Polisi Selandia Baru Tangkap Pria 19 Tahun yang Mengancam Masjid di Christchurch
CHRISTCHURCH, iNews.id - Kepolisian Selandia Baru menangkap pria berusia 19 tahun karena mengancam Masjid An Nur, Christchurch, lokasi yang sama dengan penembakan setahun lalu yang menewaskan puluhan jamaah Salat Jumat.
Penembakan yang dilakukan pria Australia Brenton Tarrant di Masjid An Nur dan Linwood Islamic Centre pada 15 Maret 2019 menewaskan 51 jamaah Salat Jumat. Motif penembakan ini merupakan kebencian terhadap muslim dan imigran oleh pembela supremasi kulit putih.
Ancaman yang beredar melalui aplikasi pesan singkat Telegram tersebut disebut polisi sebagai tindakan 'menjijikkan', apalagi saat ini Selandia Baru sedang bersiap memperingati setahun penembakan.
Dalam pesan ancaman itu tampak pelaku mengenakan penutup kepala duduk di mobil yang diparkir di luar Masjad An Nur disertai tulisan bersisi ancaman serta emoji senjata.
"Gambar ini tidak memiliki tempat di Aotearoa Selandia Baru, menjijikkan dan tidak akan ditoleransi," kata komandan kepolisian Canterbury, John Price, dikutip dari AFP, Rabu (4/3/2020).
Menurut Price, pria yang belum disebutkan identitasnya itu ditangkap setelah polisi menggeledah rumah di Christchurch dan menemukan beberapa barang, termasuk mobil yang digunakannya seperti dalam gambar.
Pelaku dikenai beberapa dakwaan, namun bisa berkembang lagi karena petugas masih mengumpulkan bukti terkait dengan ancaman terhadap masjid.
Gambar sedang dipelajari oleh kepala sensor Selandia Baru David Shanks untuk ditentukan apakah bisa diklasifikasikan sebagai materi tidak pantas.

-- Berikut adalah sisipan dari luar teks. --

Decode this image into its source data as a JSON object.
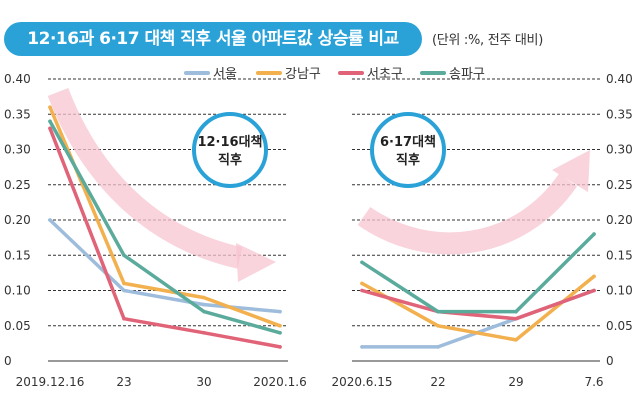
{
  "header": {
    "title": "12·16과 6·17 대책 직후 서울 아파트값 상승률 비교",
    "unit_note": "(단위 :%, 전주 대비)"
  },
  "annotations": {
    "left_badge": [
      "12·16대책",
      "직후"
    ],
    "right_badge": [
      "6·17대책",
      "직후"
    ]
  },
  "colors": {
    "서울": "#9ebcdc",
    "강남구": "#f2b04e",
    "서초구": "#e06378",
    "송파구": "#5aab9c",
    "title_bg": "#2aa2d8",
    "badge_border": "#2aa2d8",
    "arrow": "#f7c6d2"
  },
  "chart_data": [
    {
      "type": "line",
      "title": "12·16대책 직후",
      "categories": [
        "2019.12.16",
        "23",
        "30",
        "2020.1.6"
      ],
      "ylim": [
        0,
        0.4
      ],
      "yticks": [
        "0",
        "0.05",
        "0.10",
        "0.15",
        "0.20",
        "0.25",
        "0.30",
        "0.35",
        "0.40"
      ],
      "series": [
        {
          "name": "서울",
          "values": [
            0.2,
            0.1,
            0.08,
            0.07
          ]
        },
        {
          "name": "강남구",
          "values": [
            0.36,
            0.11,
            0.09,
            0.05
          ]
        },
        {
          "name": "서초구",
          "values": [
            0.33,
            0.06,
            0.04,
            0.02
          ]
        },
        {
          "name": "송파구",
          "values": [
            0.34,
            0.15,
            0.07,
            0.04
          ]
        }
      ]
    },
    {
      "type": "line",
      "title": "6·17대책 직후",
      "categories": [
        "2020.6.15",
        "22",
        "29",
        "7.6"
      ],
      "ylim": [
        0,
        0.4
      ],
      "yticks": [
        "0",
        "0.05",
        "0.10",
        "0.15",
        "0.20",
        "0.25",
        "0.30",
        "0.35",
        "0.40"
      ],
      "series": [
        {
          "name": "서울",
          "values": [
            0.02,
            0.02,
            0.06,
            0.1
          ]
        },
        {
          "name": "강남구",
          "values": [
            0.11,
            0.05,
            0.03,
            0.12
          ]
        },
        {
          "name": "서초구",
          "values": [
            0.1,
            0.07,
            0.06,
            0.1
          ]
        },
        {
          "name": "송파구",
          "values": [
            0.14,
            0.07,
            0.07,
            0.18
          ]
        }
      ]
    }
  ]
}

Jika iya, maka pelaku dapat dihukum hingga 14 tahun penjara.
Akibat ancaman ini, polisi memperketat penjagaan di sekitar masjid An Nur dan Linwood Islamic Centre serta mengerahkan petugas berseragam sipil.
"Keamanan masyarakat merupakan prioritas utama kami," katanya.
Price juga memuji masyarakat yang melaporkan gambar ancaman tersebut serta memperingatkan kepada warga agar tidak membagikannya secara online.